Il est hébété de n’avoir pas dormi pendant ces jours de déferlement sur Saïgon avec l’armée du Nord victorieuse. Son bataillon a été anéanti. Il est seul de son groupe. Des coups de feu claquent. Pour célébrer la victoire ? Pour réduire les derniers résistants ? Autour de lui, des soldats victorieux, épuisés comme lui. Il s’endort comme une pierre dans un coin sombre du bâtiment. D’autres soldats, des tankistes, le réveillent. Il s’est endormi à côté du corps dénudé d’une jeune femme morte.

« Le Chagrin de la guerre » de BAO NINH couverture du livre

Le retour à Hanoï

Kiên rentre en train, avec les soldats démobilisés, dans un grand désordre. Il a hâte de rentrer. Son cœur se serre. Il reconnait les lieux. La maison où il a vécu avec son père. Il retrouve sa porte. Une jeune femme surgit, c’est Phuong, son amour. Ils avaient 17 ans. Et ils ne se sont pas vus depuis 10 ans. Chacun croyait l’autre mort. Etreintes, émotion.
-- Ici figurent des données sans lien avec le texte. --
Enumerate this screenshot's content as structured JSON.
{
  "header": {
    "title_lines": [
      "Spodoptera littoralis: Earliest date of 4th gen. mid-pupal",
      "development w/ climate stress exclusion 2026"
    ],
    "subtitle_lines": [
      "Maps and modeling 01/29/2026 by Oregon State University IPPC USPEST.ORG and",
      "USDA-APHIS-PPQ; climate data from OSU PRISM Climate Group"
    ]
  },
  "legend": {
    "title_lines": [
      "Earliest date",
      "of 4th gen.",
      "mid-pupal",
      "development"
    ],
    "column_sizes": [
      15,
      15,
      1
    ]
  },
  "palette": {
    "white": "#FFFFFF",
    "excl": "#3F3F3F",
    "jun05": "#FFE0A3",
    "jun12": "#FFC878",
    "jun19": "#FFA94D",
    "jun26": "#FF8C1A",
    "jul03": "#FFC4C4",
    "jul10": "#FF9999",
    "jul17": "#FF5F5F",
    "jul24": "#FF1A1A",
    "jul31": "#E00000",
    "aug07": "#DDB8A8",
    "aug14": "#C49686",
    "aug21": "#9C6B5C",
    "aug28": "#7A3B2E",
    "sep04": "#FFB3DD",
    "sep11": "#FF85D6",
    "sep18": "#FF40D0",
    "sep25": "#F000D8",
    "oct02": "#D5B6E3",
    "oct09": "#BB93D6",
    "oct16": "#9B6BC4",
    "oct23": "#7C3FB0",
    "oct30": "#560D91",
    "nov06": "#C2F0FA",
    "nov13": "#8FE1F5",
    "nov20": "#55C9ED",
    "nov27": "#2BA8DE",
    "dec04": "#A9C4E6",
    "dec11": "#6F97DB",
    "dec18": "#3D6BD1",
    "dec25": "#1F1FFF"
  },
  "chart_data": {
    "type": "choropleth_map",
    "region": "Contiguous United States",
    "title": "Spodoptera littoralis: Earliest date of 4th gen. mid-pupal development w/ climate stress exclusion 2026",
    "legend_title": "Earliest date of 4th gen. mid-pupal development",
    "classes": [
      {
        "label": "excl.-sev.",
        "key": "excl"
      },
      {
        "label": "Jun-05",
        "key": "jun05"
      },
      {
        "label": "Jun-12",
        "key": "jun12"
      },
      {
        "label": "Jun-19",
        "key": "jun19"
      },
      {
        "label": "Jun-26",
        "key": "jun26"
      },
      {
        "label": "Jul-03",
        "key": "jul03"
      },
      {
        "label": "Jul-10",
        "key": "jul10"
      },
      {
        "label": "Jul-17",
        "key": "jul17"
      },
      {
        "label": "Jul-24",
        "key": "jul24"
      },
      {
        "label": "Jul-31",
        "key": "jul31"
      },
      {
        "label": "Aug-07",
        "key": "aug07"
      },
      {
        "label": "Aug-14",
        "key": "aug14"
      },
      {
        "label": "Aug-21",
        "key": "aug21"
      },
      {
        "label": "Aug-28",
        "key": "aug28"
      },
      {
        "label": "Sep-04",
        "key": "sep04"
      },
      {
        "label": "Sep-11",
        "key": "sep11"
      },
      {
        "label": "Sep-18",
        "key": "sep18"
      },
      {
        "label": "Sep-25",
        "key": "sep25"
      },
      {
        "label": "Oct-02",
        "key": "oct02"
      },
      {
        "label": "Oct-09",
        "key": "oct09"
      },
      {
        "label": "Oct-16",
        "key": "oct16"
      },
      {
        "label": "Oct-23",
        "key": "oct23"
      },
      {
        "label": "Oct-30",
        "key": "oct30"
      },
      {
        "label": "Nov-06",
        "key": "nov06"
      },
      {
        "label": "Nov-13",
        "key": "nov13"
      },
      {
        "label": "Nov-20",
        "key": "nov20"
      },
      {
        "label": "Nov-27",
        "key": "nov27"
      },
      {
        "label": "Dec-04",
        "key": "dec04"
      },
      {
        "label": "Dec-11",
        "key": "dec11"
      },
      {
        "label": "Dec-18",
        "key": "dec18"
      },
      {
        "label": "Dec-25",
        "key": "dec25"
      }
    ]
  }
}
Mais Kiên sent une présence derrière Phuong. Un homme est là, qui va partir. Kiên et Phuong vont tenter de vivre ensemble, mais la guerre, les souvenirs des horreurs vécues, s’interposent. Leur tentative pour construire quelque chose ensemble échoue. Ils se déchirent. Ils se séparent. Kiên est effondré. La solitude, l’incommensurable solitude. Et une profonde tristesse, accablante, totale. Une douleur jusqu’à la folie ! Il tente de noyer sa douleur dans l’alcool. Il ère autour du lac Hoan Kiem où les amoureux sont revenus… Il est seul.
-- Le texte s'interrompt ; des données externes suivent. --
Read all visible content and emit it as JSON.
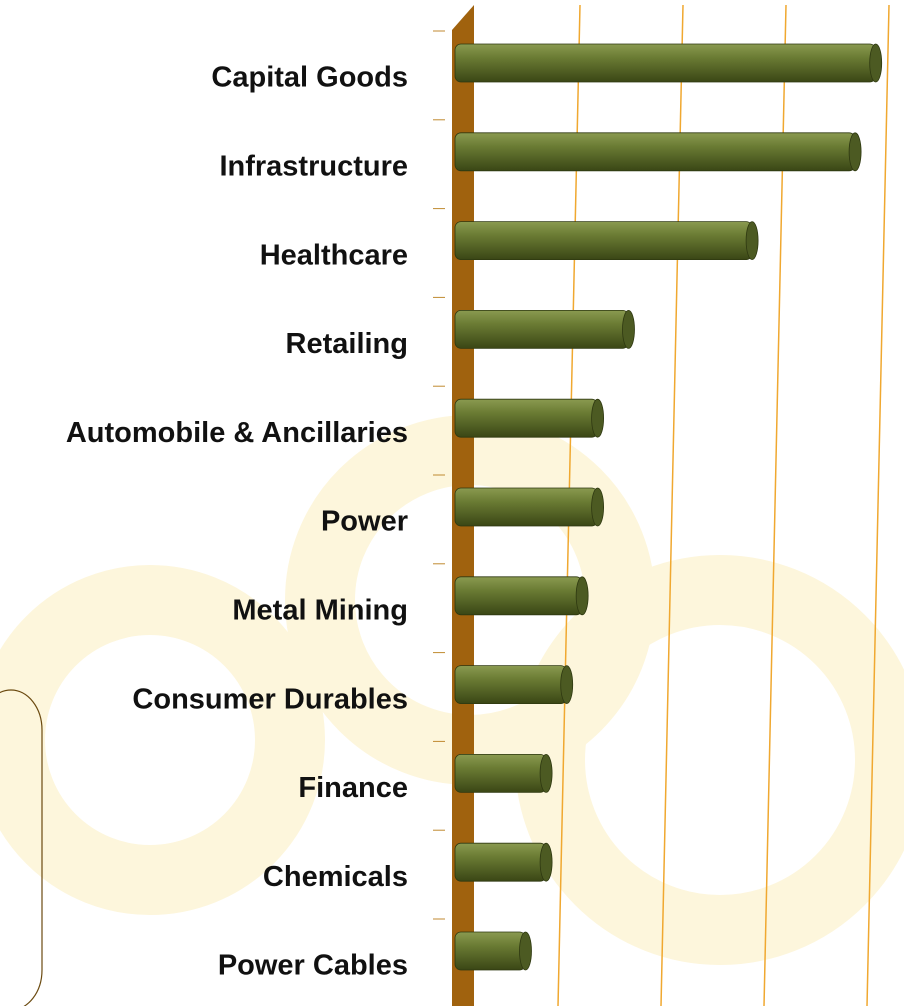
{
  "chart_data": {
    "type": "bar",
    "orientation": "horizontal",
    "categories": [
      "Capital Goods",
      "Infrastructure",
      "Healthcare",
      "Retailing",
      "Automobile & Ancillaries",
      "Power",
      "Metal Mining",
      "Consumer Durables",
      "Finance",
      "Chemicals",
      "Power Cables"
    ],
    "values": [
      3.9,
      3.7,
      2.7,
      1.5,
      1.2,
      1.2,
      1.05,
      0.9,
      0.7,
      0.7,
      0.5
    ],
    "color": "#5a6b2a",
    "xlim": [
      0,
      4
    ],
    "xticks": [
      1,
      2,
      3,
      4
    ],
    "grid": true,
    "grid_color": "#f0a830",
    "wall_color": "#a0620e"
  }
}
Tandis que Phuong s’éloigne de lui, prise dans des amours multiples aussi étranges qu’incompréhensibles et douloureux pour Kiên.
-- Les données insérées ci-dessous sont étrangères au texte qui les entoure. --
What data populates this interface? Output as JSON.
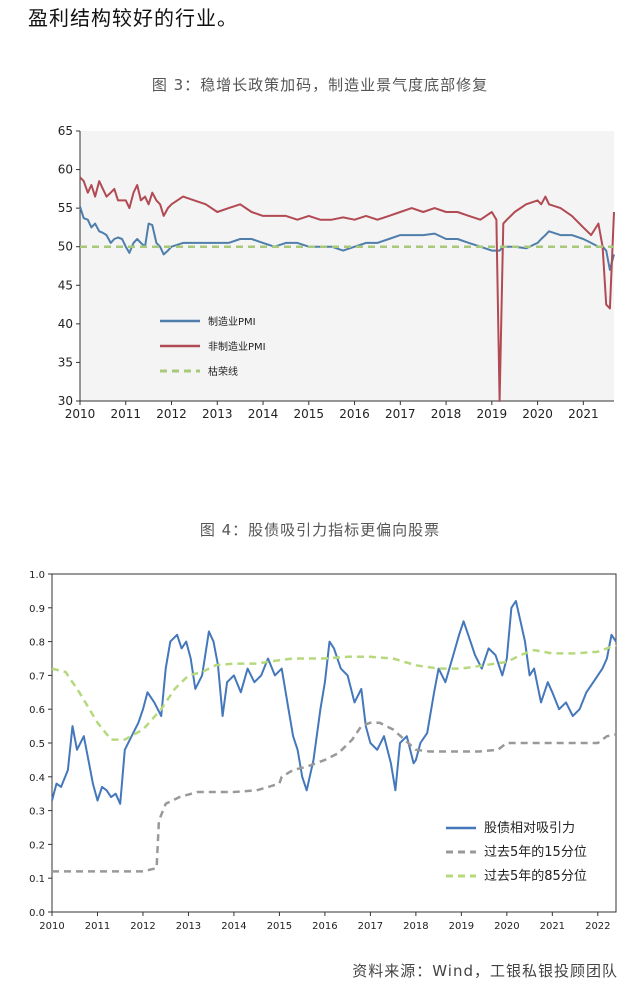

Le père enfermé dans sa solitude aussi

Kiên a vécu avec son père avant la guerre. Un père absorbé, englouti dans son activité de peintre qu’il pratiquait dans une pièce mansardée en haut de la maison collective qu’ils habitaient. Des portraits, des paysages ravagés. Kiên ne comprenait pas son père, avec qui il communiquait peu. Mais son amie Phuong, la jeune fille de ses amours, a tissé avec ce père mutique une étrange relation. Elle le regardait peindre, il était heureux de cette présence. Mais restait dans son mutisme. Avant de mourir, le père a brulé toutes ses toiles, en une espèce de suicide. C’était juste avant le déclenchement de la guerre qui allait emporter sur les front Kiên d’une part, Phuong d’autre part. Pour une longue séparation de 10 ans.

La joie hideuse

Des souvenirs remontent, comme des bulles de sa mémoire. Avec deux soldats, deux amis chers, ils sont dans la jungle, encerclés. Traqués au sol, mitraillés par les avions, les hélicoptères. Soudain, une attaque toute proche. Tâm tombe à ses côtés, foudroyé. Ils se sauvent en zigzagant dans les broussailles. Ils fuient. Thinh s’écroule. Kiên est seul, il se sauve, il se cache, il est sauvé. « Je suis vivant, vivant », hurle-t-il silencieusement en une « joie hideuse ».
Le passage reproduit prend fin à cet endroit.